By Steve Siciliano
When my wife Barb and I travel we like finding bars and restaurants that are, for the most part, patronized by the local populace. It’s not that we categorically avoid the touristy locales. During our recent trip to Italy some of our most pleasurable dining experiences occurred in places where we had to share tables with fellow tourists.
One evening in an outdoor trattoria in Florence, we encouraged a couple from California to help us with an antipasti that had enough cheese and cured meats on it for eight diners. We had a wonderful time eating, drinking, laughing and sharing stories of our traveling adventures with each other. On another evening I introduced a tourist from Australia (a homebrewer, coincidentally), to the decidedly dubious delights of grappa. I have no doubt that his headache the next morning was as horrid as mine.
We like finding the out-of-the-way eating and drinking establishments because we feel that they provide us with a better chance of getting a feel for the local color. Looking for and finding them, however, have also produced some rather interesting experiences.
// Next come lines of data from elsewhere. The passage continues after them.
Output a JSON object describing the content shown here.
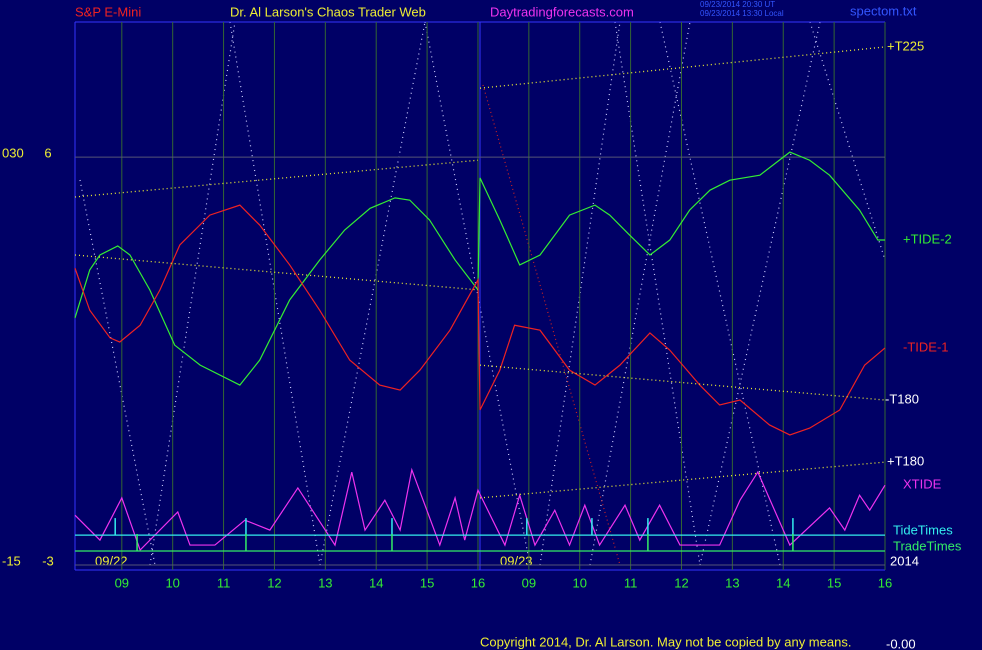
{
  "chart_data": {
    "type": "line",
    "title": "S&P E-Mini",
    "header": "Dr. Al Larson's Chaos Trader Web",
    "site": "Daytradingforecasts.com",
    "timestamps": [
      "09/23/2014 20:30 UT",
      "09/23/2014 13:30 Local"
    ],
    "file": "spectom.txt",
    "copyright": "Copyright 2014, Dr. Al Larson. May not be copied by any means.",
    "corner_text": "-0.00",
    "date_labels": [
      "09/22",
      "09/23",
      "2014"
    ],
    "xlim": [
      8.08,
      24.0
    ],
    "xticks": [
      {
        "value": 9,
        "label": "09"
      },
      10,
      11,
      12,
      13,
      14,
      15,
      16,
      {
        "value": 17,
        "label": "09"
      },
      {
        "value": 18,
        "label": "10"
      },
      {
        "value": 19,
        "label": "11"
      },
      {
        "value": 20,
        "label": "12"
      },
      {
        "value": 21,
        "label": "13"
      },
      {
        "value": 22,
        "label": "14"
      },
      {
        "value": 23,
        "label": "15"
      },
      {
        "value": 24,
        "label": "16"
      }
    ],
    "ylim": [
      -3.11,
      8.98
    ],
    "yticks": [
      6,
      -3
    ],
    "y2lim": [
      -15.55,
      44.9
    ],
    "y2ticks": [
      {
        "value": 30,
        "label": "030"
      },
      -15
    ],
    "grid": true,
    "series": [
      {
        "name": "+TIDE-2",
        "color": "#33ee33",
        "x": [
          8.08,
          8.37,
          8.57,
          8.92,
          9.16,
          9.55,
          10.04,
          10.54,
          11.32,
          11.71,
          12.3,
          12.89,
          13.38,
          13.88,
          14.37,
          14.66,
          15.05,
          15.55,
          16.0,
          16.04,
          16.43,
          16.82,
          17.22,
          17.8,
          18.3,
          18.59,
          18.98,
          19.38,
          19.77,
          20.16,
          20.56,
          20.95,
          21.54,
          22.13,
          22.52,
          22.91,
          23.5,
          23.86,
          24.0
        ],
        "values": [
          2.45,
          3.51,
          3.84,
          4.04,
          3.84,
          3.07,
          1.85,
          1.41,
          0.97,
          1.52,
          2.85,
          3.73,
          4.39,
          4.87,
          5.1,
          5.05,
          4.61,
          3.73,
          3.07,
          5.54,
          4.61,
          3.62,
          3.84,
          4.72,
          4.94,
          4.72,
          4.28,
          3.84,
          4.17,
          4.83,
          5.27,
          5.49,
          5.6,
          6.11,
          5.93,
          5.6,
          4.83,
          4.17,
          4.17
        ]
      },
      {
        "name": "-TIDE-1",
        "color": "#ee2222",
        "x": [
          8.08,
          8.37,
          8.77,
          8.96,
          9.36,
          9.75,
          10.14,
          10.73,
          11.32,
          11.71,
          12.3,
          12.89,
          13.48,
          14.07,
          14.47,
          14.86,
          15.45,
          16.0,
          16.04,
          16.43,
          16.72,
          17.22,
          17.8,
          18.3,
          18.79,
          19.38,
          19.77,
          20.36,
          20.75,
          21.15,
          21.73,
          22.13,
          22.52,
          23.11,
          23.6,
          24.0
        ],
        "values": [
          3.55,
          2.62,
          2.01,
          1.92,
          2.29,
          3.07,
          4.06,
          4.72,
          4.94,
          4.5,
          3.62,
          2.62,
          1.52,
          0.97,
          0.86,
          1.3,
          2.18,
          3.29,
          0.42,
          1.3,
          2.29,
          2.18,
          1.3,
          0.97,
          1.41,
          2.12,
          1.74,
          0.97,
          0.53,
          0.64,
          0.09,
          -0.13,
          0.02,
          0.42,
          1.41,
          1.79
        ]
      },
      {
        "name": "XTIDE",
        "color": "#ee33ee",
        "x": [
          8.08,
          8.57,
          9.0,
          9.36,
          10.1,
          10.34,
          10.83,
          11.42,
          11.91,
          12.46,
          13.19,
          13.52,
          13.78,
          14.17,
          14.47,
          14.7,
          15.25,
          15.55,
          15.74,
          16.0,
          16.53,
          16.82,
          17.12,
          17.51,
          17.8,
          18.1,
          18.39,
          18.89,
          19.18,
          19.57,
          19.97,
          20.75,
          21.15,
          21.5,
          22.13,
          22.91,
          23.21,
          23.5,
          23.7,
          24.0
        ],
        "values": [
          -1.9,
          -2.45,
          -1.52,
          -2.67,
          -1.83,
          -2.56,
          -2.56,
          -2.01,
          -2.23,
          -1.3,
          -2.56,
          -0.95,
          -2.23,
          -1.57,
          -2.23,
          -0.9,
          -2.56,
          -1.52,
          -2.45,
          -1.35,
          -2.56,
          -1.46,
          -2.56,
          -1.79,
          -2.56,
          -1.68,
          -2.56,
          -1.68,
          -2.45,
          -1.68,
          -2.56,
          -2.56,
          -1.57,
          -0.95,
          -2.56,
          -1.74,
          -2.23,
          -1.46,
          -1.79,
          -1.24
        ]
      },
      {
        "name": "+T225",
        "color": "#eeee33",
        "x": [
          8.08,
          16.0,
          16.02,
          16.04,
          24.0
        ],
        "values": [
          5.12,
          5.93,
          null,
          7.52,
          8.43
        ]
      },
      {
        "name": "-T180",
        "color": "#eeee33",
        "x": [
          8.08,
          16.0,
          16.02,
          16.04,
          24.0
        ],
        "values": [
          3.84,
          3.07,
          null,
          1.41,
          0.64
        ]
      },
      {
        "name": "+T180",
        "color": "#eeee33",
        "x": [
          16.04,
          24.0
        ],
        "values": [
          -1.52,
          -0.73
        ]
      }
    ],
    "tide_times": {
      "name": "TideTimes",
      "color": "#33eeee",
      "level": -2.34,
      "times": [
        8.87,
        11.44,
        14.31,
        16.96,
        18.24,
        19.34,
        22.19
      ]
    },
    "trade_times": {
      "name": "TradeTimes",
      "color": "#33ee66",
      "level": -2.69,
      "times": [
        9.3,
        11.44,
        14.31,
        19.34,
        22.19
      ]
    }
  }
}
Once when we were in St. Thomas looking for a local watering hole a woman rather bluntly informed us that if we continued walking in the run-down neighborhood our lives might be in danger. Then there was the time in Philadelphia when we suddenly realized that the off-the-beaten-path bar that we were drinking in was gay.
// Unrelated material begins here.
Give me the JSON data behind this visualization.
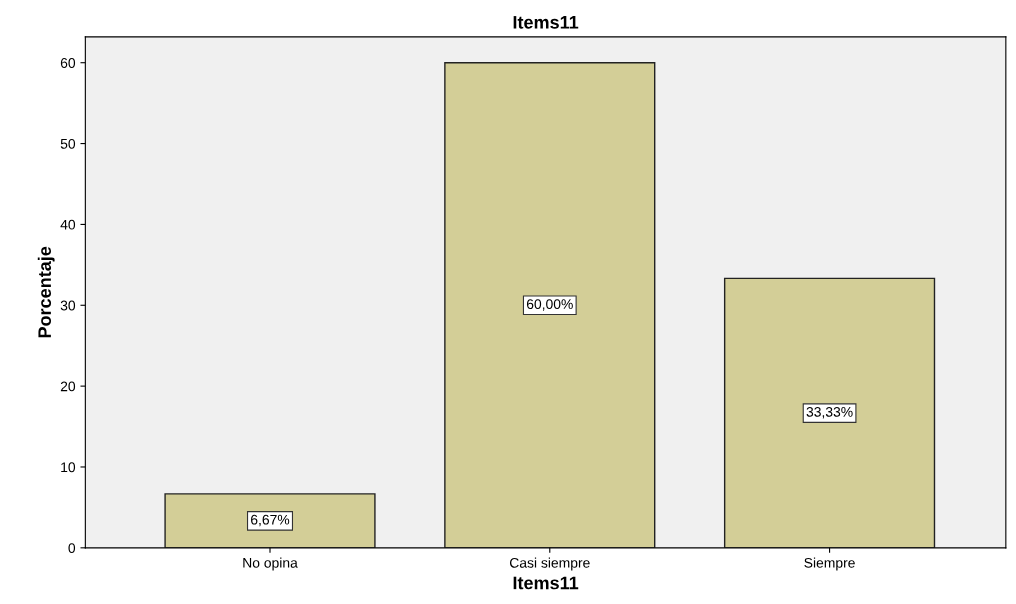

In the Tuscan hill town of Loro Ciuffenna we dined on three separate occasions at a decidedly un-touristy restaurant incongruously called Dimicala’s Boat. Despite being miles from the nearest navigable water, it had a nautical motif to go with its absurd sounding name. It also had a menu that was difficult to decipher and a waiter who I found impossible to understand.
I’m convinced that the old waiter in Dimicala’s Boat had it in for me. Whatever Barb pointed to on the menu elicited responses of molto bueno or bellisimo. Whenever I pointed to something he would wag his finger, voice his displeasure in an indecipherable form of Italian, and point to something else. Then I had to hope that the dish I ordered didn’t involve cow entrails or the poached brains of wild boars.
One time I inquired if there was chicken on the menu and he acted as if I had asked for a double serving of fried howler monkey testicles.
“Pollo?” he said incredulously. “No pollo.” He then pantomimed firing a rifle in the air and made a down sweeping gesture accompanied by a swooshing sound that I took to mean something dead was falling from the sky. He then emphatically pointed to a spot on the menu. I told him to bring me that dish along with a side of beans and olive oil. At least I thought I told him.
My beans came out with Barb’s entrée—a beautiful pasta with a white gorgonzola cream sauce sprinkled with pomegranate seeds. While my wife devoured every last morsel of her meal she repeatedly proclaimed that it was the best pasta she had ever eaten.
My “side dish” of beans too was very good. Unfortunately it also turned out to be my entree. Apparently I didn’t effectively communicate to that old waiter that I was willing to gamble on whatever it was that he had shot down from the sky.